My Opinion on the Teenage and Young Adult Angst

You barely have to be in your late teens or early twenties before society turns you to the table of its expectations. The usual generational drift in societal values is something apparent in ours. And to budding adults, these expectations have their tabs on our saneness.

Social media has contorted how a successful and fulfilled life should appear. The idea of filters seems to be a sculpt-your-life-on-a-whim type of feature. With a population of young people mistaking tawdry lifestyles with fulfilment, society now reeks of so much chaos. Our dreams and aspirations now are in the confines of the make-believes of the media space.

Don’t get me wrong. I am not trying to down-talk people’s achievements. Also, I am not condemning young folks hitting it hard with their skills, making the dough. But instead, my concerns are about wannabes who have made a mess of the success narrative — those who are all about the most despicable ways to keep up with their public looks.

Today’s experience with young adults is not as it was in the past. It’s fair to say there are noticeable shifts in what adulting was like to millennials compared to Gen Z. There are a lot of channels today on the internet people are expected to harness to make a living for themselves. And you’d better be doing it their way to amass their accolades, so it is.

The push to be successful isn’t the problem here. The problem instead is how pressed on our necks society is about hitting it big early. While some do, without a doubt, many people don’t. It takes some long years of learning, refining, submission, and other things to figure out themselves. Parents sometimes even don’t help in keeping their children’s heads straight as they look at them through the lenses of their friends.

It’s as though everyone wants you to bail from the literal life process to manoeuvre your way to success. But success here is usually about how much money you make, what you can afford, and how your life makes a tell of your cash. It’s an uneasy take on the typical young adult.

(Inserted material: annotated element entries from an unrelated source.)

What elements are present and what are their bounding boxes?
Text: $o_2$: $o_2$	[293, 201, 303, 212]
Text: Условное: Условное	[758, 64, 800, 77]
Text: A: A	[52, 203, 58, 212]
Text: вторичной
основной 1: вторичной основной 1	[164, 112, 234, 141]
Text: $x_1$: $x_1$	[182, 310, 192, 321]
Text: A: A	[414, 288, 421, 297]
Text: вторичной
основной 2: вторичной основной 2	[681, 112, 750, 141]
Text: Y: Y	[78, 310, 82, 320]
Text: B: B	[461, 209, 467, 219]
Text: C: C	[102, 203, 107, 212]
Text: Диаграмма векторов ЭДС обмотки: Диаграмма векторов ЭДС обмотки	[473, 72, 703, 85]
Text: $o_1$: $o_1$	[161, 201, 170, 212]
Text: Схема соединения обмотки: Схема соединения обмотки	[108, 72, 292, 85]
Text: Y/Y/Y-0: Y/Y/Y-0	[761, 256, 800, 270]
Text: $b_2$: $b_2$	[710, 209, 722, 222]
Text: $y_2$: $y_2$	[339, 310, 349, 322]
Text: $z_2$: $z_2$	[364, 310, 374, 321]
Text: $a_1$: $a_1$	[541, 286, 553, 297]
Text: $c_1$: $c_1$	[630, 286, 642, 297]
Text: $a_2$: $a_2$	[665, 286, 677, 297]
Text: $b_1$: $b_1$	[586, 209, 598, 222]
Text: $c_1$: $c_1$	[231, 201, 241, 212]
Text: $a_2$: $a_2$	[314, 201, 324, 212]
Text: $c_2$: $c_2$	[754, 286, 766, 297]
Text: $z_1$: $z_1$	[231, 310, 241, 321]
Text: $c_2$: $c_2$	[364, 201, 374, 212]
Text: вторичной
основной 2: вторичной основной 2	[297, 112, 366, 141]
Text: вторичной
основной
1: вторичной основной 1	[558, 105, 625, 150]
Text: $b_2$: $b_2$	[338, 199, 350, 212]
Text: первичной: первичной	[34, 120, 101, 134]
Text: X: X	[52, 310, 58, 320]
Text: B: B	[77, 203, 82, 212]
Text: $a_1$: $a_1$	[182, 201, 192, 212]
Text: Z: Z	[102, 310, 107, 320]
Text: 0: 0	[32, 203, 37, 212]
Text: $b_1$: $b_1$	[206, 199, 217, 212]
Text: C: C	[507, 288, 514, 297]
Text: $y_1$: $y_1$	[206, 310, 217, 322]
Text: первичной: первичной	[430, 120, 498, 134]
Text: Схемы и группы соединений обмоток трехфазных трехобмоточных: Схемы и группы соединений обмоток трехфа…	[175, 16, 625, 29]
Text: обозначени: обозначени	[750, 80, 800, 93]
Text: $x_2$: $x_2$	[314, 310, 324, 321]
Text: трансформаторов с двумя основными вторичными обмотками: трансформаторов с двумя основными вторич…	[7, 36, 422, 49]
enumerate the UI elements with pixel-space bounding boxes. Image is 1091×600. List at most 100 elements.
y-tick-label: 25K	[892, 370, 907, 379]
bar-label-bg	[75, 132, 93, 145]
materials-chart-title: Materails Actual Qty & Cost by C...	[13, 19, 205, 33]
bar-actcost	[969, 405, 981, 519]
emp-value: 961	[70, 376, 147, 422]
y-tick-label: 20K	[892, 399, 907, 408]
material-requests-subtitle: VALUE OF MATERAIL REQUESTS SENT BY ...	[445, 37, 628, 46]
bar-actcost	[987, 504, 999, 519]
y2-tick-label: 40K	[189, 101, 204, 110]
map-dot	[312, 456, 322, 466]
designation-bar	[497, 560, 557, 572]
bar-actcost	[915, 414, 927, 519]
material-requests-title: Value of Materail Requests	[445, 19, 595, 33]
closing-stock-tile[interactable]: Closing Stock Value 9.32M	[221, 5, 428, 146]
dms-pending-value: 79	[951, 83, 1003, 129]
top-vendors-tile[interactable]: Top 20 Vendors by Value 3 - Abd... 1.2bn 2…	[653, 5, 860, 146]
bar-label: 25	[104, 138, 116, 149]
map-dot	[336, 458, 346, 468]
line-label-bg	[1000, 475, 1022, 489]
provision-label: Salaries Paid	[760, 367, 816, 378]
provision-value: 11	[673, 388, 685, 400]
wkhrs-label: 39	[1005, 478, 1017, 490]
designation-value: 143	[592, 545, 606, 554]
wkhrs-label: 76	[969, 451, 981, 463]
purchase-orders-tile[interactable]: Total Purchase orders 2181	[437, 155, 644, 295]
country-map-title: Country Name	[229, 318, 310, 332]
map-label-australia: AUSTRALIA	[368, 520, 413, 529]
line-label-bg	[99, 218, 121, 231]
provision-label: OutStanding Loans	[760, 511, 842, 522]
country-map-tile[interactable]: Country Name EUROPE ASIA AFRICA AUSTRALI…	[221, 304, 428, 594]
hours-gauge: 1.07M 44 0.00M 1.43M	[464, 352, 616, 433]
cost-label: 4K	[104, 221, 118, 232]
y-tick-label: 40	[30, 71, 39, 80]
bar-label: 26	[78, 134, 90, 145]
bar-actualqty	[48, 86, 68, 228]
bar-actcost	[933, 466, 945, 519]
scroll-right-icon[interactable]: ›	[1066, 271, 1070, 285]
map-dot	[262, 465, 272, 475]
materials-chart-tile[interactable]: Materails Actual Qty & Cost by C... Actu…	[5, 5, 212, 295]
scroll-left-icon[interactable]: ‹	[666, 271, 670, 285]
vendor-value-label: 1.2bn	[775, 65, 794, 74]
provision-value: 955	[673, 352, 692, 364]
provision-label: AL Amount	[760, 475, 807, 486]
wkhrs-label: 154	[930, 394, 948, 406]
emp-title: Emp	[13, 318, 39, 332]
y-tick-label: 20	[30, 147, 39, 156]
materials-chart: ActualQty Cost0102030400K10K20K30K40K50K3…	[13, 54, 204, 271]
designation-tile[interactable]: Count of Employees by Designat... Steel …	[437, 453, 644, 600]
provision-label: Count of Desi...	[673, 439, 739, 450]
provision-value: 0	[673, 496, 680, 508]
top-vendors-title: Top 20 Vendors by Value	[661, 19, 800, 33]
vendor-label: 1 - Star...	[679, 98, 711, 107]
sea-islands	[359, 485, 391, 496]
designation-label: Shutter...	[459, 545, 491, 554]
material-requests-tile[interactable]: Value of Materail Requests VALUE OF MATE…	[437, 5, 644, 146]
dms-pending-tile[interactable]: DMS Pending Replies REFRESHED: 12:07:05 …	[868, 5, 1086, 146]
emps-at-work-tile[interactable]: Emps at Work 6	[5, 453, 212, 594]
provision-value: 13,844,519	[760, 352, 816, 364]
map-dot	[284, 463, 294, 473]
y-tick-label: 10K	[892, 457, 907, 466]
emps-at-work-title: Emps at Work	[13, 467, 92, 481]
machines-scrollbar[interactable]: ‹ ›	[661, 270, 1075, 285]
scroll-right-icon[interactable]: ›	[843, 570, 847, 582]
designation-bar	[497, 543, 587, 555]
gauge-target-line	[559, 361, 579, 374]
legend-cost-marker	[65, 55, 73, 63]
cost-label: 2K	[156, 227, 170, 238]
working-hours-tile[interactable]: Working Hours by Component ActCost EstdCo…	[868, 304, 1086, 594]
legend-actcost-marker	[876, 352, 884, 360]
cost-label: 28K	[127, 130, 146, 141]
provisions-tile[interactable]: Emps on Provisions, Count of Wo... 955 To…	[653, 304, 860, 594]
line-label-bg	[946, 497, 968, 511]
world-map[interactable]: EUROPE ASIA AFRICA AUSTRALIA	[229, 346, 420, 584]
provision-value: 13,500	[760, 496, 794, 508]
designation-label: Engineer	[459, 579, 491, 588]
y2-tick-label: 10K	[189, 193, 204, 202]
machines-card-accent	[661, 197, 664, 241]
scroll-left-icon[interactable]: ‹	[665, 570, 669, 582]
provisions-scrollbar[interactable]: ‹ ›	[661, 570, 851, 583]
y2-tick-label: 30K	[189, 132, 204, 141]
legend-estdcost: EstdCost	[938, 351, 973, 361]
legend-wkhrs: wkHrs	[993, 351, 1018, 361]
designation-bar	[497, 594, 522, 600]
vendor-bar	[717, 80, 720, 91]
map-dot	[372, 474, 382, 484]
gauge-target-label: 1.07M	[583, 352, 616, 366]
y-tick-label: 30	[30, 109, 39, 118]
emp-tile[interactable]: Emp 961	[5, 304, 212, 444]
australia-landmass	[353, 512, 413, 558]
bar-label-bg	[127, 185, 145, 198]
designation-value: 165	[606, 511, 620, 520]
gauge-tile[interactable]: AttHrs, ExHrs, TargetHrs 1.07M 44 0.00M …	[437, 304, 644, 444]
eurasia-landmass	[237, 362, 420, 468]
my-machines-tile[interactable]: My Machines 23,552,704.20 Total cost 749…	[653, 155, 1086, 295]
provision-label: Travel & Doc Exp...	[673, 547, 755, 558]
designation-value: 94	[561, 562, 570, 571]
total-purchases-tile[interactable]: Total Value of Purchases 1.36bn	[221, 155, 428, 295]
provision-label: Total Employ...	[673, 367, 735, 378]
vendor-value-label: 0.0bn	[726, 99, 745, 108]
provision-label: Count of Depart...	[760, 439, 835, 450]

Even though we might hate it to be about money, we hate to be dependent regardless and want to make enough for our basic needs by ourselves.

What does it mean to be successful today? If money doesn’t come along with your other thoughts, you probably have enough to get you by, with your umpteenth generations unborn. Not many people would love to sit around a table where money isn’t discussed. Our aspirations for the future even revolve around the paycheck in the end. We may say it’s about the impact all we want, but we won’t stand the chance of not getting the cash for it.

We may want to trackback where and how our angst began. I think it has always been ꟷ this willingness to match up with others of our cadre. A toddler will most likely have his mum get him the same snack as his friend’s from creche. Progressing to elementary school, the same kid wouldn’t have his parents rest unless he gets the exact toy car like his friend’s. It’s a continuum. No matter how badly we hate to admit it, it’s our reality.

It’s like rationing our outcomes based on our surroundings, with the surroundings acting as the determinants. It may be innate, the craving to be like someone else. Because no matter how bad we think someone is, there’s always someone out there looking up to such a personality.

Regardless of our values, we always look for someone with the same principles. We read about them, study their lifestyles, and thread their paths on most occasions. Our principles are always backed, with people being participatory. It is just what it is.

A huge number of teenage depression and anxiety wraps around this. We know that happiness is subjective, and we get to own that. We should by ourselves learn to choose what we want and, with our paces, work towards them.

Somehow, the angst comes off as societal impositions. Maybe it isn’t after all. Maybe it’s just our cravings with inclinations to the society fad. It might just be ourselves not wanting to be down the success chain. Our angst might be traced down to us, our values, and our hopes for our lives. Society owns the painting, while we’re the artists trying so hard to make a perfect replica of it.